叶媚打电话来的时候,欧若溪正陪一众代理商们在私人会所吃饭,觥筹交错,酒酣耳热,人声鼎沸,热闹非凡。
因为电话声响,她自罚了三杯。电话铃声执着而固执的一遍遍响着,她不得不走出包厢外接听。
“欧若溪你好,我是叶媚!”这是叶媚固有的开场白。欧若溪忍不住乐了,说:“知道知道 ,我这会儿正忙着呢。有什么急事嘛?”
“到也没什么特别重要的急事……”电话那端的叶媚停顿了一下。“那我先挂了啊!正陪客户们吃饭呢。”欧若溪急急地说。
“哎,等等,那个”叶媚犹豫了一下说。“是有个事儿要跟你说,我纠结了这么久,觉得还是有必要告诉你一声。”“我的大小姐,那你快说啊。”欧若溪不明白一向急嘴快舌的叶媚今天怎么变得这么吞吞吐吐的似有难言之隐。
停滞了几秒钟,叶媚好像下了很大的决心。“郑耀轩死了!”“你说什么?”欧若溪问。“我说郑耀轩死了。”叶媚加重语气又重复了一遍。
欧若溪的电话“啪”的掉到了地上,她弯腰去捡,才发现头晕的厉害。她靠着墙角蹲下来,“什么时候的事?”她装着无关痛痒的问,故做冷静的声调里掩饰不住明显的颤抖。
“上个星期,也就是三月底。”叶媚说。“他死于肝癌,从发现到走,前后不到七个月,很可怜,他老婆不肯花钱给治疗,怕人财两空。我们几个关系好的同学去看他的时候,都忍不住当场哭了,一米八五的大个,瘦的只剩一把骨头了,整个人都变了形,他看到我们,泪水涟涟,无声地流了一脸……”
欧若溪听不下去了,电话里嗡嗡嗡的不知道在说些什么,她用力一抛,将电话扔进了水花四溅的喷泉里。她定定神,摇摇晃晃地站起来,漫无目的的走着。
私人会所开在郊外,离市内有很远的距离。夜阑人静,行人稀疏,车辆也少。欧若溪抬头看天,月明星稀,澄澈净朗,正是看星座的好时机。
郑耀轩是射手座,自己是处女座。很多年前,俩人恋爱的时候,晚上去压马路,他都会教她怎么在群星中找自己的星座。她总是找不到,他就笑她没耐心,每次都是他琢磨半天,找好了再来喊她看。有时候太累了,她就靠在他身上睡觉,等他慢慢找,他是个慢性子的人,做什么事情都是慢吞吞的,不急不躁,和自己风风火火的雷厉风行刚好形成了鲜明的对比。

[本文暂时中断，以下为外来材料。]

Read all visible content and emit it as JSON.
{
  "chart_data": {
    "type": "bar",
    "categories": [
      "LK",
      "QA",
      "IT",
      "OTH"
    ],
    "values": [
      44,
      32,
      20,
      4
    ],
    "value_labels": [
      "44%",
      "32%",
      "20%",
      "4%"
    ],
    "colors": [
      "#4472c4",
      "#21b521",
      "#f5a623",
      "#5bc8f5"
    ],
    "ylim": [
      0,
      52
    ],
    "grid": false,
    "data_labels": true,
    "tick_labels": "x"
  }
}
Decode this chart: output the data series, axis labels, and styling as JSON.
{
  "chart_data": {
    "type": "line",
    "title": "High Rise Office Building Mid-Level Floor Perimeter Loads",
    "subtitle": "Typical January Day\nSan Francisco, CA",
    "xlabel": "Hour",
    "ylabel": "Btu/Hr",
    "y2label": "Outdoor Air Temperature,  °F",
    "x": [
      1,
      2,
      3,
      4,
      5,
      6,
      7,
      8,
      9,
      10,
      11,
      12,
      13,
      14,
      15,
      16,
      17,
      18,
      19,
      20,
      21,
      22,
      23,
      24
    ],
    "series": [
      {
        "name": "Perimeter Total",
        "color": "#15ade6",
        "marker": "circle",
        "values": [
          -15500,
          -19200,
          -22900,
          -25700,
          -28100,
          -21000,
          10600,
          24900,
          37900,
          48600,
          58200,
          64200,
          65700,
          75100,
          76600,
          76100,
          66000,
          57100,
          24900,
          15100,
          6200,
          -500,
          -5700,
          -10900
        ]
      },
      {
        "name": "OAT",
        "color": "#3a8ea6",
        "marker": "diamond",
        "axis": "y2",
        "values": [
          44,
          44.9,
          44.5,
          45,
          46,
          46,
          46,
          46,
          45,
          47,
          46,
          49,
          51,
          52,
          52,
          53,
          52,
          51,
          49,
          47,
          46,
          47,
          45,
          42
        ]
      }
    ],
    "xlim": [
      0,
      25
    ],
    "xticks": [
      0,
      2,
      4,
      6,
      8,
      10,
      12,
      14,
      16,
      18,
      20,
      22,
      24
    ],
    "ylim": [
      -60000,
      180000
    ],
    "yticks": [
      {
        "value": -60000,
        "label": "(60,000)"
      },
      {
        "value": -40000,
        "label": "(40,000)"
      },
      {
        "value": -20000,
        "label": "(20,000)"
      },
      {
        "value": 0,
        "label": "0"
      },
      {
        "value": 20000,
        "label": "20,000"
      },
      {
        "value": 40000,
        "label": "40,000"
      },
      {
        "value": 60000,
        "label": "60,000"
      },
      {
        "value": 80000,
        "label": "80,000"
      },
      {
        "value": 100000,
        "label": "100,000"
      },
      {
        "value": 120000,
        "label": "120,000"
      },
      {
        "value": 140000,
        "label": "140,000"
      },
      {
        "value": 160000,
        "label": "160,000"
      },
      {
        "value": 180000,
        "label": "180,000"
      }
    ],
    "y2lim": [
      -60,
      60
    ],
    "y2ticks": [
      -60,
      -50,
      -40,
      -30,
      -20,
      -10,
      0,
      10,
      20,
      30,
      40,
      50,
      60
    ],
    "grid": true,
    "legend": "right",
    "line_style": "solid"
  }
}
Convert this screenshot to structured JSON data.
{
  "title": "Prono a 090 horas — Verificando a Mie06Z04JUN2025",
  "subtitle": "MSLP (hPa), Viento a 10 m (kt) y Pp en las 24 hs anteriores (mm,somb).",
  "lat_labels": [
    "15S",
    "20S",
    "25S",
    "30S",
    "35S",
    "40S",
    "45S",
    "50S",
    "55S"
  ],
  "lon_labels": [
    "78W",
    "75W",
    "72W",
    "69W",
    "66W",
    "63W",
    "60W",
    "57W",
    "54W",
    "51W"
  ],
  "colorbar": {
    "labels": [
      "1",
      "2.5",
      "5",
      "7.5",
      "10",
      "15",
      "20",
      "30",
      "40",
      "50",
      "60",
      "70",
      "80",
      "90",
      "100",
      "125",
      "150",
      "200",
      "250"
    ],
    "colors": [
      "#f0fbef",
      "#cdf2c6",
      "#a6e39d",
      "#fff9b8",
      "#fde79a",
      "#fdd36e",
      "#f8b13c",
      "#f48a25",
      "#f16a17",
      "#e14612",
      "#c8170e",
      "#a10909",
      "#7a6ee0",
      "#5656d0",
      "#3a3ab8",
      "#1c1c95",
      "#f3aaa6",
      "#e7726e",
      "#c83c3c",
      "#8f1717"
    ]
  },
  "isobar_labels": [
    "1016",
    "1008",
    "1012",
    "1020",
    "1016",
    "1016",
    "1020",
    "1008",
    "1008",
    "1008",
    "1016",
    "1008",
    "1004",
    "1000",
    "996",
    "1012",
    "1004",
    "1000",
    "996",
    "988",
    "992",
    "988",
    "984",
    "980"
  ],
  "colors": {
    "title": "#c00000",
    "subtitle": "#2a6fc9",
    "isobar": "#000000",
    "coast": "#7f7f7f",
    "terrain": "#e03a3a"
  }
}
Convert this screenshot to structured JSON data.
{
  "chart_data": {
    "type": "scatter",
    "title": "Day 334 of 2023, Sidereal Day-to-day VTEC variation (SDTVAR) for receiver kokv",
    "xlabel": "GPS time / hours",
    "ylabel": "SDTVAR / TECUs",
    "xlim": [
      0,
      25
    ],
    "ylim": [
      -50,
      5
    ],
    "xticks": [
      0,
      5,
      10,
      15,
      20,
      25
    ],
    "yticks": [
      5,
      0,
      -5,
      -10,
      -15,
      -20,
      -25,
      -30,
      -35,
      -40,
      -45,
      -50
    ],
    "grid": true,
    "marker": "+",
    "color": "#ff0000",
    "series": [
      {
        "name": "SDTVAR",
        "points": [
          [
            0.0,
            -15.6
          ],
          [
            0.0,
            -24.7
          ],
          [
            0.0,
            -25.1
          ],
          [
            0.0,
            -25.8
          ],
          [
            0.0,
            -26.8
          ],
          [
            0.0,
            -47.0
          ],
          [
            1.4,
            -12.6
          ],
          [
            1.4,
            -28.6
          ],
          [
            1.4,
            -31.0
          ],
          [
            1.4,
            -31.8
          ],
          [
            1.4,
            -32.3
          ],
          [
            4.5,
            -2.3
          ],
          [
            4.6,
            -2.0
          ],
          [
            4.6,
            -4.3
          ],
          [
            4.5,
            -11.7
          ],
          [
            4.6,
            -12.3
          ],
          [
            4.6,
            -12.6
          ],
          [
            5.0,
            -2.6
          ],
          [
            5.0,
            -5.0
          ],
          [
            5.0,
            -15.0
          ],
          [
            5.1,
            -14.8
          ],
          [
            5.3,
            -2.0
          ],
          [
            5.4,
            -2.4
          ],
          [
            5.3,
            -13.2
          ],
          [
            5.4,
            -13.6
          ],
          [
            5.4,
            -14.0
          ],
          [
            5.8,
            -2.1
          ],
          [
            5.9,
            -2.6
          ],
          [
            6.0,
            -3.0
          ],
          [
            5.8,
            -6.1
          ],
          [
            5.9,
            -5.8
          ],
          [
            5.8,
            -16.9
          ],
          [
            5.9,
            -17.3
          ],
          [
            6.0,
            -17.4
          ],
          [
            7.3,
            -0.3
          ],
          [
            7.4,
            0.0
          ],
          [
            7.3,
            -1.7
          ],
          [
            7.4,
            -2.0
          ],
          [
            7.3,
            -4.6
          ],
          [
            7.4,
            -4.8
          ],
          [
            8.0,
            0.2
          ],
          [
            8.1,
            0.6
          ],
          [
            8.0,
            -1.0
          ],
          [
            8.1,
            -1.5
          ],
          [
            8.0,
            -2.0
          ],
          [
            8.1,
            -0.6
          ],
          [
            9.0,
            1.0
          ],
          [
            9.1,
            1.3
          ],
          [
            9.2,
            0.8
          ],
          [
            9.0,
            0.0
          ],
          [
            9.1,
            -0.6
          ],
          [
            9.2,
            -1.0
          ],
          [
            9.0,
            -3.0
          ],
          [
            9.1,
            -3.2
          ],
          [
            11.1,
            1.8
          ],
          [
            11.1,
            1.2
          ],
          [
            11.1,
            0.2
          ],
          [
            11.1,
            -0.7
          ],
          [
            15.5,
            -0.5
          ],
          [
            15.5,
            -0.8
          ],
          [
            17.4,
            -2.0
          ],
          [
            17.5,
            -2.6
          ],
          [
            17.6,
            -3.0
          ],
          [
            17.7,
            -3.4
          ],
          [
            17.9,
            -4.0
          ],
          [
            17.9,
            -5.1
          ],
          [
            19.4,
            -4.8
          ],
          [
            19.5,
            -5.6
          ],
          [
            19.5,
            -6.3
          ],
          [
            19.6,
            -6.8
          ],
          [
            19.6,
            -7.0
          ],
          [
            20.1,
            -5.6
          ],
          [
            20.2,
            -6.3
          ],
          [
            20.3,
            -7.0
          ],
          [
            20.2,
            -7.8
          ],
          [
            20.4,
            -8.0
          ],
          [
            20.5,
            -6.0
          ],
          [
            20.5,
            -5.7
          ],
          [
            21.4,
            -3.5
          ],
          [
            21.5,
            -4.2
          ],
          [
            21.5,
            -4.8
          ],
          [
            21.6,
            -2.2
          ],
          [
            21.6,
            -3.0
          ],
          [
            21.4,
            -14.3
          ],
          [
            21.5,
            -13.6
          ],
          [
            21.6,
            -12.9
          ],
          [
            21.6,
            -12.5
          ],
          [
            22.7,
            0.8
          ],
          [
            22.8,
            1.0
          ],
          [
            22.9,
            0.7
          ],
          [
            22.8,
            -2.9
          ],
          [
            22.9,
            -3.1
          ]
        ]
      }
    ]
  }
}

人说爱情是需要性格互补的两个人在一起才行,也许是对的。
她十九岁时认识他,那一年他二十一岁,高大,健硕,帅气。她从没有谈过恋爱,没有任何经验。他一点点儿的引导她,她总是羞怯的放不开,他爱恋的取笑她,捉弄她,叫她“傻妞儿”,这个爱称陪伴了她七年,那是他们在一起的时间。
从某种意义上说,他是她的导师。他们在一起的那些年,她一直叫他“师傅”。他叫她“傻妞儿”。私下里俩人一直这样称呼彼此,这是只属于俩人的秘密,连他们最好的朋友叶媚都从来不知道。
他高大威猛,她娇小玲珑,他总是能轻而易举的把她举高高,她在他的头顶吓的失声尖叫,他却又一转手,把她从头顶给转到了自己怀里,他贴紧她,他宽阔厚实的胸膛里心跳如急急的鼓点,她就没来由的羞红了脸。
那是多么快乐的青春时光啊!
七年里,俩人从学生变成了社会人,从不谙世事变成了圆滑的小商人,从一文不名到终能在这个城市站稳脚跟。
他曾许诺过,要在这个城市的最高层28楼的旋转餐厅里向她求婚。他向她描绘求婚场面:要有九十九朵鲜艳的红玫瑰,要有金伯利八爪八心的钻戒,那个时候金伯利是他们这个城市最好最高档的钻石品牌,“钻石恒久远,一颗永流传”的响亮口号不知蛊惑了多少女性恨嫁的心。
她久久的期待着,他隆重浪漫的求婚仪式却一直没有来。
赚钱是辛苦的,尤其是做小生意者更甚。他是个性格内敛的人,不善于和人竞争,觉着现在的生活已经很满足了。她是要强好胜的,从来不甘于人后,一直冲锋陷阵在前,逐渐的,她看不惯他的懦弱,他讨厌她的强悍……亲密无间的知心爱人慢慢变成了相爱相杀的怨偶。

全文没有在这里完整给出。